El primer aspecto ha sido de sobra comentado, y a él se oponen una y otra vez el cerril Platini, pero también otros dirigentes anclados en un fútbol de bola de trapo. Modernizar el fútbol es una demanda actual de este deporte de la que no se puede estar ajeno. Es como mirar hacia otro lado cuando te hablan de facebook o twitter.

Con las selecciones, se deberían plantear nuevas opciones como reservar los veranos para  las clasificatorias en los veranos sin competición. Así, durante este periodo se celebraría europeos y demás torneos internacionales, clasificatorias y mundiales. Para que este modelo fuese sostenible el fútbol de clubes debería finalizar pronto para permitir a los jugadores un descanso previo y posterior.

De esta manera se evitarían estos absurdos parones que obligan a los clubes a parar toda su maquinaria. Pero a su vez, también permitiría a las selecciones trabajar de formar continuada, permitiendo giras y amistosos antes de la competición, justo como ocurre en años de Eurocopas.

Estas medidas novedosas son tan válidas como cualquier otra pero tienen que estar enfocadas a hacer un fútbol mucho más atractivo y organizado, donde gane el aficionado pero también los clubes, que son al fin y al cabo los principales generadores de futbolistas. Por eso deben ser los propios clubes los que impulsen esta iniciativa. Y concretamente los 10 o 12 más importantes, que seguramente aglutinen a los 8 o 9 jugadores principales de las selecciones más competitivas: Brasil, Argentina, Inglaterra, Italia, España…

Si los clubes se plantan y niegan la cesión de sus jugadores la FIFA y la UEFA no podrán organizar sus torneos. O si, pero a nadie le interesaría verlo. Sería un plantón al estilo «lockout» de la NBA, aunque en este caso el pez chico, los clubes, atacaría al pez grande, FIFA y UEFA.
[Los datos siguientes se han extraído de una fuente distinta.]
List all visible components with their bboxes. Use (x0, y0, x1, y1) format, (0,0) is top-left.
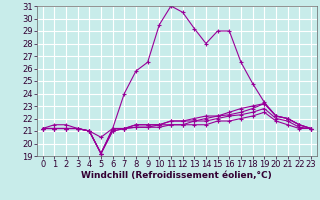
X-axis label: Windchill (Refroidissement éolien,°C): Windchill (Refroidissement éolien,°C) (81, 171, 272, 180)
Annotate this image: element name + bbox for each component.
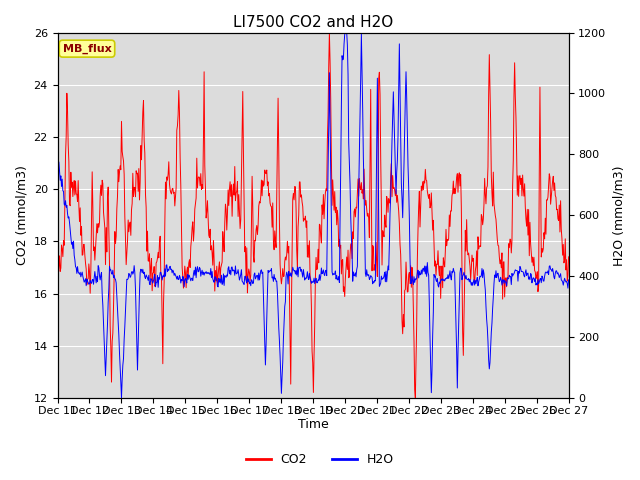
Legend: CO2, H2O: CO2, H2O [241, 448, 399, 471]
Text: MB_flux: MB_flux [63, 44, 111, 54]
Y-axis label: H2O (mmol/m3): H2O (mmol/m3) [612, 165, 625, 265]
Y-axis label: CO2 (mmol/m3): CO2 (mmol/m3) [15, 165, 28, 265]
Title: LI7500 CO2 and H2O: LI7500 CO2 and H2O [233, 15, 393, 30]
X-axis label: Time: Time [298, 419, 328, 432]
Para ello hace falta comunicación entre clubes e ideas claras. Se deben dejar de lado los intereses particulares y apostar por los generales. En este sentido, es curiosa la reacción del Real Madrid a la primera propuesta de reducción a 18 equipos. No sorprende a nadie la negativa del equipo blanco a reducir a 18 equipos en un claro gesto para tratar de ganar popularidad pero también para contradecir lo que dice Rossel. Por el otro lado, Rossel se ha opuesto a algo también lógico como son los partidos en horario asiático, también en contraposición al interés específico del Madrid. Actitudes ambas que no sirven para cambiar un modelo anticuado.

De nada sirve contemplar al club rival como enemigo cuando hay un enemigo más poderoso. Ni siquiera vale invocando afrentas pasadas porque al final los que pierden son los clubes. Lo estamos viendo cada día que Villar abre la boca. Su elección, consecuencia de una ruptura de la unidad de clubes, concretamente el Barcelona, pudo ayudar al equipo blaugrana pero al final ha perdido la liga española, con un dirigente inútil e incompetente.

Por eso, hay que pedir a los dirigentes menos cortedad de miras y más visión, porque de lo contrario seguiremos viendo como Platini hace y deshace a su antojo.